Editor’s note: This is the second in a two-part series on ocean acidification's effects on seafood supply.
Clem Tillion doesn’t get very excited about global warming. Alaska’s former fisheries czar, who has worked on fisheries policy since before Alaska's statehood in 1958, views global warming as a human-amplified, natural process.
But Tillion is very concerned about ocean acidification, the oceans' changing chemistry due to absorption of industrial carbon dioxide emissions that threatens entire marine food webs. Tillion, a self-described free-market Republican, supports policies that favor home-grown, clean energy like geothermal energy in Alaska, and a curb on carbon dioxide emissions, but not through a carbon tax.
While the latest numbers indicate the world has not made much progress on cutting CO2 emissions driving ocean acidification and climate change, some are optimistic that a sea change on carbon is nonetheless underway.
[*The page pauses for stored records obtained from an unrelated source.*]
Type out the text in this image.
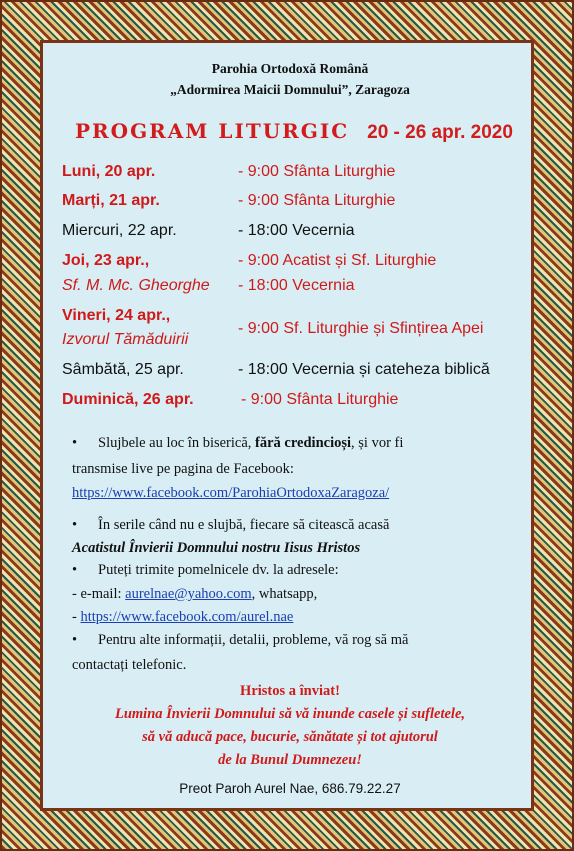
Parohia Ortodoxă Română
„Adormirea Maicii Domnului”, Zaragoza
PROGRAM LITURGIC 20 - 26 apr. 2020
Luni, 20 apr.	- 9:00 Sfânta Liturghie
Marți, 21 apr.	- 9:00 Sfânta Liturghie
Miercuri, 22 apr.	- 18:00 Vecernia
Joi, 23 apr.,	- 9:00 Acatist și Sf. Liturghie
Sf. M. Mc. Gheorghe - 18:00 Vecernia
Vineri, 24 apr.,
Izvorul Tămăduirii
- 9:00 Sf. Liturghie și Sfințirea Apei
Sâmbătă, 25 apr.	- 18:00 Vecernia și cateheza biblică
Duminică, 26 apr.	- 9:00 Sfânta Liturghie
• Slujbele au loc în biserică, fără credincioși, și vor fi
transmise live pe pagina de Facebook:
https://www.facebook.com/ParohiaOrtodoxaZaragoza/
• În serile când nu e slujbă, fiecare să citească acasă
Acatistul Învierii Domnului nostru Iisus Hristos
• Puteți trimite pomelnicele dv. la adresele:
- e-mail: aurelnae@yahoo.com, whatsapp,
- https://www.facebook.com/aurel.nae
• Pentru alte informații, detalii, probleme, vă rog să mă
contactați telefonic.
Hristos a înviat!
Lumina Învierii Domnului să vă inunde casele și sufletele,
să vă aducă pace, bucurie, sănătate și tot ajutorul
de la Bunul Dumnezeu!
Preot Paroh Aurel Nae, 686.79.22.27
Key voices — like Tillion’s — are increasingly engaged in the carbon debate, says Brad Warren, director of the productive oceans program at Seattle-based Sustainable Fisheries Partnership works not to lobby, but to inform seafood companies about ocean acidification and help them manage the business risk it presents to a sustainable seafood supply. He watches the policy landscape closely and is encouraged by a number of signs that it is ripe for meaningful reduction in global CO2 emissions.
“[Changing energy policy] is a long, hard process,” says Warren. “You’re talking about really transformative changes in the energy economy. The appetite for doing that work is developing in both major parties.”